予備校モデルの原風景─第二次ベビーブーム世代の記憶
河合塾といえば、日本の受験産業を象徴する存在だ。 特に1970〜80年代、第一次・第二次ベビーブーム世代にとって予備校は、「大学合格」という明確なゴールに向け、効率的に知識を注入するための装置だった。
大量の受験生、偏差値による序列、合格実績というわかりやすい評価軸。 そのモデルは、人口増加と大学進学率の上昇という社会背景に強く支えられていた。
しかし、現在の日本はその前提が大きく崩れている。 少子化は加速し、18歳人口は長期的な減少局面に入った。 「受験生の奪い合い」を前提とした従来型予備校モデルは、構造的な限界を迎えている。
少子化時代における「事業転換」という選択
今回の河合塾の動きは、単なる新規事業ではない。 それは、予備校というビジネスモデルそのものを再定義しようとする試みと見ることができる。
ドルトンX学園では、通信制という柔軟な学習形態を軸にしながら、全国各地の拠点で滞在型・探究型の学びを展開する構想が描かれている。 オンラインで教科学習を行い、リアルな地域でフィールドワークを重ねる。
これは「知識を教える場所」から、「学びをデザインするプラットフォーム」への転換だ。 河合塾は、もはや受験対策だけを提供する存在ではなくなろうとしている。
なぜ、民間大手企業との連携なのか
ここで重要なのが、NTT東日本というパートナーの存在である。 通信インフラを基盤に、地域社会とデジタルを接続してきた同社は、教育を「教室の中」に閉じない視点を持っている。

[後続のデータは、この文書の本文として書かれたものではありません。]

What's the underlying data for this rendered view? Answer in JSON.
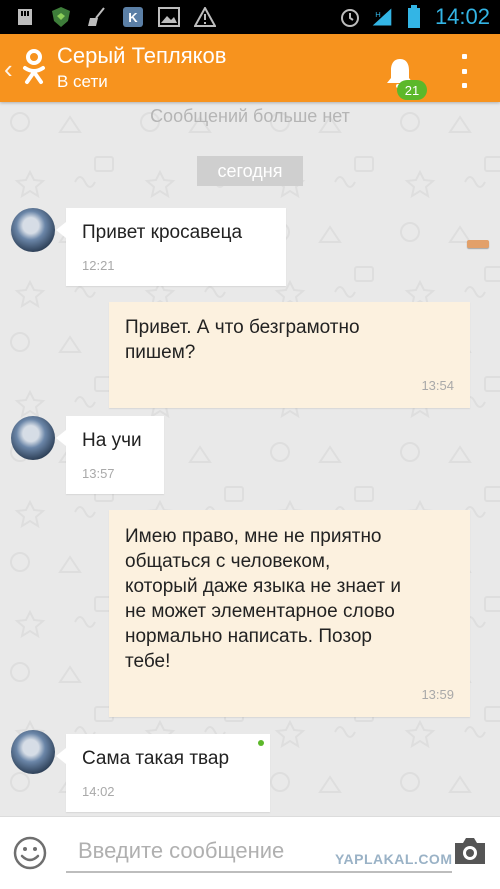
{
  "status_bar": {
    "time": "14:02",
    "icons": [
      "sd-card-icon",
      "shield-icon",
      "broom-icon",
      "vk-icon",
      "image-icon",
      "warning-icon",
      "alarm-icon",
      "signal-icon",
      "battery-icon"
    ]
  },
  "header": {
    "contact_name": "Серый Тепляков",
    "status": "В сети",
    "notifications_count": "21",
    "colors": {
      "bar": "#f7931e",
      "badge": "#5cb82a"
    }
  },
  "chat": {
    "no_more_messages": "Сообщений больше нет",
    "date_label": "сегодня",
    "messages": [
      {
        "direction": "in",
        "text": "Привет кросавеца",
        "time": "12:21"
      },
      {
        "direction": "out",
        "text": "Привет. А что безграмотно\nпишем?",
        "time": "13:54"
      },
      {
        "direction": "in",
        "text": "На учи",
        "time": "13:57"
      },
      {
        "direction": "out",
        "text": "Имею право, мне не приятно\nобщаться с человеком,\nкоторый даже языка не знает и\nне может элементарное слово\nнормально написать. Позор\nтебе!",
        "time": "13:59"
      },
      {
        "direction": "in",
        "text": "Сама такая твар",
        "time": "14:02"
      }
    ]
  },
  "composer": {
    "placeholder": "Введите сообщение",
    "value": ""
  },
  "watermark": "YAPLAKAL.COM"
}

ICT環境、地域拠点、企業ネットワーク。 これらは、従来の予備校単独では持ち得なかった資産だ。 民間大手企業と連携することで、河合塾は学びの射程を社会全体へと拡張しようとしている。
教育産業の次の競争軸は、合格実績ではなく「どんな社会と接続できるか」に移りつつある。 その変化を、河合塾は冷静に、そして戦略的に読み取っているように見える。
地域×通信制×探究─新しい教育インターフェース
今回の構想が示しているのは、教育と地域、教育と企業、教育とテクノロジーが交差する新しいインターフェースだ。
少子化が進む日本において、若者一人ひとりの学びの価値は相対的に高まっていく。 だからこそ、教育は「効率化」だけでなく、「意味化」されなければならない。
河合塾とNTT東日本の連携は、その方向性を象徴している。 第二次ベビーブーム世代が経験した一方向の受験教育とは異なる、社会と往復する学びのモデルが、ここから生まれようとしている。
予備校の未来は、教育の未来を映す
予備校は時代の鏡だ。 人口構造、産業構造、価値観の変化は、必ず教育の形に反映される。
河合塾の今回の動きは、縮小する市場に適応するための防御策ではない。 むしろ、少子化時代だからこそ可能になる「次の教育像」への能動的な挑戦だ。
教育産業は今、静かにフェーズが変わり始めている。 その変化の兆しは、予備校という最も伝統的な領域から立ち上がってきているのかもしれない。